Conjunto de estrategias dirigidas a influir en los sentimientos y emociones de los miembros del grupo. Por un lado, incluye el denominado “bombardeo de amor” que suele emplearse en las primeras fases de la involucración y supone hacer creer al miembro del grupo que es alguien especial, halagándole y brindándole amor de forma aparentemente desinteresada. Por otro lado, incluye estrategias como la intimidación o la amenaza, el desprecio o la humillación, especialmente cuando el miembro realiza alguna acción que pueda ser interpretada como contraria a los intereses del grupo; la inducción de confesiones frente a otros miembros del grupo o la manipulación de los sentimientos de culpa.

  • Adoctrinamiento en un sistema de creencias absoluto y maniqueo

Conjunto de estrategias empleadas para desautorizar las ideas previas de los miembros del grupo, inculcándoles un sistema cerrado de creencias y la sensación de haber sido elegidos para ser miembros de un grupo que ostenta La Verdad y que es superior al resto del mundo. En este sentido, incluye estrategias para hacer creer que la vida anterior al grupo no tenía sentido, para tratar de imposibilitar el pensamiento crítico o para inculcar la idea de que todo lo respectivo al grupo es lo correcto y todo lo ajeno es errático, rechazable o maligno.

  • Imposición de una autoridad única y extraordinaria

Conjunto de estrategias que busca fomentar la obediencia absoluta, otorgando a las personas que ostentan el liderazgo del grupo la capacidad para decidir sobre todos los aspectos de las vidas de los miembros. También incluye estrategias para favorecer que se reconozcan y admiren ciertas cualidades de las personas que ostentan el liderazgo, pudiendo ser características especiales, sobrehumanas o divinas.
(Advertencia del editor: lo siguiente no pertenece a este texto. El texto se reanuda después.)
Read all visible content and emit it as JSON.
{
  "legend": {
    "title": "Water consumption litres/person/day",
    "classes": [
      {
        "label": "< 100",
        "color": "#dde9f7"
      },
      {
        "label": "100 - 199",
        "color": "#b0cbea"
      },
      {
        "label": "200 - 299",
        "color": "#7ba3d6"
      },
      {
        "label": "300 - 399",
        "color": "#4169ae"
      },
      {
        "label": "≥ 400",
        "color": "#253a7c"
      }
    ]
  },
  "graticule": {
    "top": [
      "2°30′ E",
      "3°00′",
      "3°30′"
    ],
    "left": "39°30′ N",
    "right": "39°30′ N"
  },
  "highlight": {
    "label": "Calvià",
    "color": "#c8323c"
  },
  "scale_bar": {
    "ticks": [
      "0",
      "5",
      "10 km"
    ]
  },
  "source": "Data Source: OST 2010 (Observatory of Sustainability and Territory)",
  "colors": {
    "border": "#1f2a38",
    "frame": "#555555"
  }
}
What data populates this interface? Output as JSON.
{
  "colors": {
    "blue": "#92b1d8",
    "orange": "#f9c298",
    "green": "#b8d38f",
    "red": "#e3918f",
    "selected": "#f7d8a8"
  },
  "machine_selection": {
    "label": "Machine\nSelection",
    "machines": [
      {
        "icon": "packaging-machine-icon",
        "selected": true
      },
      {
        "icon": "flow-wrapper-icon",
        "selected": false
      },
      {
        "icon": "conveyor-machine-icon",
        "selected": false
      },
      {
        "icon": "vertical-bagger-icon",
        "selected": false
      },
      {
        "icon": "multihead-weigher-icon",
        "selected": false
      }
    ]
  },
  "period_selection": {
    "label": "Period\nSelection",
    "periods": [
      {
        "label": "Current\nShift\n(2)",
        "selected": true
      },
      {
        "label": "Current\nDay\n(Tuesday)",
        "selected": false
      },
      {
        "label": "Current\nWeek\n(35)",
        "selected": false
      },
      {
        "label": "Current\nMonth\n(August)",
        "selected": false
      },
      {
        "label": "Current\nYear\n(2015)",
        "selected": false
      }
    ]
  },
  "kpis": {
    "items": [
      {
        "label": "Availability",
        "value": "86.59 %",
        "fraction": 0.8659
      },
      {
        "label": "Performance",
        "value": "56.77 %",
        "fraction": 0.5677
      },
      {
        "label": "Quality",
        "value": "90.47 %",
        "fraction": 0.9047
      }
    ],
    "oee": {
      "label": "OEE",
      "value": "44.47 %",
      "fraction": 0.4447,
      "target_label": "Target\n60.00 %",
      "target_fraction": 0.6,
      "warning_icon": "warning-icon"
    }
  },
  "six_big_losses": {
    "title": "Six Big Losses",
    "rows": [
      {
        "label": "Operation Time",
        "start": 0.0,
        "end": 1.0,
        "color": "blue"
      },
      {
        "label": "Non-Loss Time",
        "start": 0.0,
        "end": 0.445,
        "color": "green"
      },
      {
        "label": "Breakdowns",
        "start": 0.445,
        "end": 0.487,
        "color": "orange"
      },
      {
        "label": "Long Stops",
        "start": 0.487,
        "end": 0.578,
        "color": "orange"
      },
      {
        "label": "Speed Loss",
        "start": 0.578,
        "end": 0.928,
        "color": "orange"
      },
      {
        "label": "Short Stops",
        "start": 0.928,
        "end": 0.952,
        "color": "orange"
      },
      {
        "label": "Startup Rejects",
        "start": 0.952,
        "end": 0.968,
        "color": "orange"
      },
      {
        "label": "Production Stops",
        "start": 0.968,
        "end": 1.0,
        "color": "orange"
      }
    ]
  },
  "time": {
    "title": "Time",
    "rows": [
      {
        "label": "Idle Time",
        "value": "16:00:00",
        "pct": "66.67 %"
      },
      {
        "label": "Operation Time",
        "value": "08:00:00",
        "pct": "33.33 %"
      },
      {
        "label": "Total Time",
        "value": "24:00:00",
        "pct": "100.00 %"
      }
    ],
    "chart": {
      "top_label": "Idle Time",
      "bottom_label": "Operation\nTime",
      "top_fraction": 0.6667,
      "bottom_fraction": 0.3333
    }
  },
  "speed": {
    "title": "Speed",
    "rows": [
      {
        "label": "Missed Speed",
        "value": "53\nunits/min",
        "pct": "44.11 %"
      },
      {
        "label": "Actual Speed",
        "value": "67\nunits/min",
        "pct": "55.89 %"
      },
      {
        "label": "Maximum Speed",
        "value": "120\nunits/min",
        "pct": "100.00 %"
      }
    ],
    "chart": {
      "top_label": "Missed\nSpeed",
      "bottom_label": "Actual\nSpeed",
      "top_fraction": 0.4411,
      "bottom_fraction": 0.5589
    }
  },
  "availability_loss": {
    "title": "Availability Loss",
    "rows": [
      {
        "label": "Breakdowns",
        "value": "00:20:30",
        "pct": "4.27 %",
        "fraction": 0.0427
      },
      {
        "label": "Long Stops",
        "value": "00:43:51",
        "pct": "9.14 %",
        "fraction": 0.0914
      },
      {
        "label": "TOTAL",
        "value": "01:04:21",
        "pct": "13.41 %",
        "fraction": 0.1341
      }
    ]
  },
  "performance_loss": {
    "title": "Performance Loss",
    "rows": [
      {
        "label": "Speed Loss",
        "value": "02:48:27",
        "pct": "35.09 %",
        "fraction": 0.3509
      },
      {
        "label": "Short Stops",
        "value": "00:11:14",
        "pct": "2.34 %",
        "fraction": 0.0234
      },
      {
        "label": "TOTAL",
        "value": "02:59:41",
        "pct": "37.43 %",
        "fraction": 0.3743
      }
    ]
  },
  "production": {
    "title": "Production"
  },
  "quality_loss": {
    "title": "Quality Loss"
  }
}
En estas seis grandes tipologías de estrategias de abuso psicológico cabrían el conjunto de prácticas de influencia extrema, manipulación, control y coacción que suelen emplear las sectas, independientemente de si su naturaleza es religiosa, terapéutica, filosófica, comercial o de cualquier otro tipo. En cada secta estas estrategias se manifiestan con ciertas particularidades, así como con una frecuencia, intensidad y combinación específicas.

Asimismo, cabe remarcar que el abuso psicológico aplicado en las sectas es un proceso que se da de forma continuada en el tiempo, siendo las prácticas abusivas especialmente sutiles y pudiendo intensificarse de forma gradual. Así, es habitual que estas estrategias pasen desapercibidas por las personas afectadas y que tomen conciencia de las mismas solo después de un proceso intenso de reflexión tras haber abandonado el grupo.

En todo caso, es mediante este tipo de estrategias que las sectas logran crear un estado de debilidad y dependencia extrema en sus miembros, socavando su salud psicológica y social en pos de los objetivos grupales o, más concretamente, en pos de los objetivos de las fuentes de autoridad que ostentan el liderazgo del grupo.